Vertice Nato ad Ankara: Meloni partecipa alla cena con Trump tra tensioni bilaterali e spese militari
Il capo della Casa Bianca contesta l’apporto dei partner europei alla sicurezza globale, mentre la presidenza del Consiglio conferma gli stanziamenti di Roma per la difesa durante il summit in Turchia.
Donald Trump e Giorgia Meloni
La presidenza del Consiglio affronta uno snodo cruciale nelle relazioni transatlantiche durante il vertice della Nato in Turchia. L’arrivo della premier Giorgia Meloni alla cena ufficiale nel palazzo presidenziale di Ankara, avvenuto con un ritardo rispetto all’ingresso del presidente statunitense Donald Trump e dell’omologo turco Recep Tayyip Erdogan, ha inaugurato un confronto diplomatico diretto e di eccezionale rilevanza istituzionale.
La collocazione dei leader attorno allo stesso tavolo di lavoro, che include anche il segretario generale dell’Alleanza Mark Rutte, il cancelliere tedesco Friedrich Merz, il presidente francese Emmanuel Macron e il primo ministro britannico Keir Starmer, offre a Roma uno spazio negoziale ristretto e differente rispetto ai tradizionali fori multilaterali. L’evento si inserisce in una fase di spiccata instabilità nei rapporti bilaterali tra l’esecutivo italiano e la Casa Bianca, segnata da recenti polemiche e da forti pressioni sui bilanci della difesa.
I delicati equilibri del tavolo formale
La vigilia dell’incontro è stata caratterizzata da dichiarazioni alterne da parte del presidente americano, il quale ha espresso valutazioni divergenti sulla figura della presidente del Consiglio italiana. Appena atterrato in Turchia, il capo dello Stato statunitense ha risposto alle domande dei giornalisti delineando una posizione ambivalente.

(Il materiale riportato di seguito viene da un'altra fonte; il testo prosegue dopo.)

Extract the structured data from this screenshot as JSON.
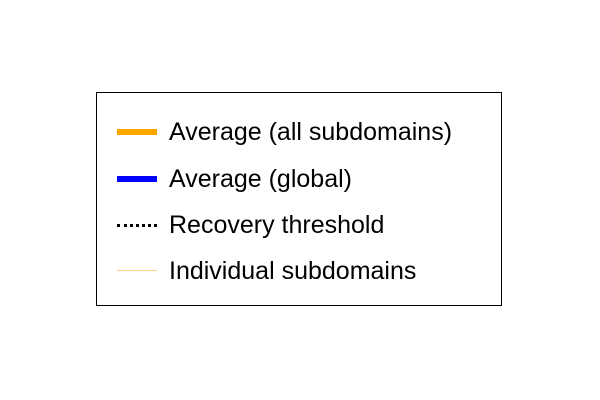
{
  "chart_data": {
    "type": "line",
    "legend": {
      "entries": [
        {
          "label": "Average (all subdomains)",
          "color": "#ffa500",
          "style": "solid",
          "weight": "thick"
        },
        {
          "label": "Average (global)",
          "color": "#0000ff",
          "style": "solid",
          "weight": "thick"
        },
        {
          "label": "Recovery threshold",
          "color": "#000000",
          "style": "dotted",
          "weight": "medium"
        },
        {
          "label": "Individual subdomains",
          "color": "#ffd27f",
          "style": "solid",
          "weight": "thin"
        }
      ]
    }
  }
}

“Mi piace, è una brava persona”, ha affermato Trump, aggiungendo subito dopo una dura critica strategica: “Non c’è stata per noi, ha rifiutato di aiutarci”. Questo approccio riflette il risentimento di Washington verso alcuni alleati europei, accusati di non contribuire a sufficienza alle operazioni internazionali e al mantenimento degli standard di sicurezza globali. Palazzo Chigi ha scelto la linea del rigoroso silenzio istituzionale, evitando repliche ufficiali sia alle ultime esternazioni sia alle precedenti provocazioni diffuse sui canali social della presidenza statunitense, dove era stato evocato un drastico raffreddamento dei rapporti personali.
La strategia del silenzio istituzionale
La scelta strategica del governo italiano risponde alla necessità di stabilizzare l’interlocuzione con Washington, superando la logica delle reazioni immediate. Le autorità diplomatiche di Roma ricordano come i tentativi di proclamare un definitivo disgelo durante il precedente vertice di Evian non abbiano prodotto i risultati sperati, a causa dell’altalenante imprevedibilità delle posizioni statunitensi.
L’obiettivo primario della delegazione italiana ad Ankara consiste quindi nel dimostrare l’affidabilità del Paese attraverso l’adempimento dei vincoli finanziari assunti in sede alleata. La controversia sulle quote di Pil destinate alla difesa unisce l’Italia ad altre grandi cancellerie europee, finite anch’esse nel mirino delle contestazioni della Casa Bianca. Trump ha infatti esteso le sue critiche a un blocco omogeneo di nazioni, affermando pubblicamente: “Ma perché stiamo spendendo centinaia di miliardi di dollari e loro non sono lì per noi?”.
Gli impegni finanziari dell’asse europeo
Questa contestazione globale si riflette direttamente sulla composizione della cena di Ankara, dove siedono i rappresentanti dei quattro Paesi europei maggiormente criticati da Washington: Italia, Germania, Francia e Gran Bretagna. Per la presidenza del Consiglio, evitare la sovraesposizione mediatica e sottrarsi a nuove polemiche pubbliche rappresenta la condizione essenziale per tutelare gli interessi strategici nazionali.
In un contesto geopolitico che impone il consolidamento dell’Alleanza Atlantica, la diplomazia italiana punta sulla concretezza dei programmi industriali e militari congiunti, cercando di depotenziare la retorica dei personalismi e di ricondurre il dibattito sui binari di un pragmatismo istituzionale condiviso.